Neo4j and Scala hacking notes

by Sebastian Benthall

This week FOSS4G, though it has nothing in particular to do with geospatial (…yet), I’ve started hacking around graph database Neo4j in Scala because I’m convinced both are the future. I’ve had almost no experience with either.

Dwins kindly held my hand through this process. He knows a hell of a lot about Scala and guided me through how some of the language features could help me work with the Neo4j API. In this post, I will try to describe the process and problems we ran into and parrot his explanations.

I wrote some graphical hello world code to test things out in a file called Krow.scala (don’t ask). I’ll walk you through it:

import org.neo4j.kernel.EmbeddedGraphDatabase
import org.neo4j.graphdb._
import collection.JavaConversions._

I wanted to code against an embedded database, rather than code against the Neo4j server, because I have big dreams of combining Neo4j with some other web framework and don’t like have to start and stop databases. So I needed EmbeddedGraphDatabase, which implements the GraphDatabaseService interface, and persists its data to a directory of files.

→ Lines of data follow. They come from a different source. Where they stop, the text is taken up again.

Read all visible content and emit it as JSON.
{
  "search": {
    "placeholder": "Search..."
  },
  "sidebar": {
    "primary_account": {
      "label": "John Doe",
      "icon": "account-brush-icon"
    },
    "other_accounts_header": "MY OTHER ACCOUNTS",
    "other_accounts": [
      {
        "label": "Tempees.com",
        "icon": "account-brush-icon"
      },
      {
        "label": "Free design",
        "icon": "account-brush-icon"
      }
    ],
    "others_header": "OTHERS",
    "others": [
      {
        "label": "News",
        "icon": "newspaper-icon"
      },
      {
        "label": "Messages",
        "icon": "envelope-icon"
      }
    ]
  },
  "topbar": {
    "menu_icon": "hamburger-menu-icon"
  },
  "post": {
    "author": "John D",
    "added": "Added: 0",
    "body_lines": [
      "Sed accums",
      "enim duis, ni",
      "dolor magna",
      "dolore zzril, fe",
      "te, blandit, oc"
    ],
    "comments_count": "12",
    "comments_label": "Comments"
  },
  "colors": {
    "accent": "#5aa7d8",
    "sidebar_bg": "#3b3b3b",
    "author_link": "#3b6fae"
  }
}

I’ll talk about the JavaConversions bit later.

object Krow extends Application {

I am a lazy programmer who only bothers to encapsulate things into software architecture at the last minute. I’m also spoiled by Python and JavaScript and intimidated by the idea of code compilation. So initially I wanted to write this as an interpreted script so I wouldn’t have to think about it. But I’ve heard great things about sbt (simple-build-tool) so I figured I’d try it out.

Using sbt was definitely worth it, if only because it is really well documented and starting up my project with it got me back into the mindset of Java development enough to get Dwins to explain Maven repositories to me again. Adding dependencies to an sbt project involves writing Scala itself, which is a nice way to ease into the language.

But running my project in sbt meant I needed a main method on by lame-o script. Ugh. That sounded like too much work for me, and args: Array[String] looks ugly and typing it ruins my day.

Dwins recommended I try using Scala’s Application trait. He explained that this would take code from an object’s body and do some magic to turn it into a main method. Rock on!

Of course, I didn’t bother to check the documentation or anything. Otherwise, I would have seen this:

The Application trait can be used to quickly turn objects into executable programs, but is not recommended.

For a language that is so emphatically Correct in its design, I give a lot of credit to whoever it was that had the balls to include this language feature so that newbs could hang themselves on it. If they hadn’t, I wouldn’t have had to confront hard truths about threading. (That’s foreshadowing)

  println("start")

  val neo: GraphDatabaseService = new EmbeddedGraphDatabase("var/graphdb")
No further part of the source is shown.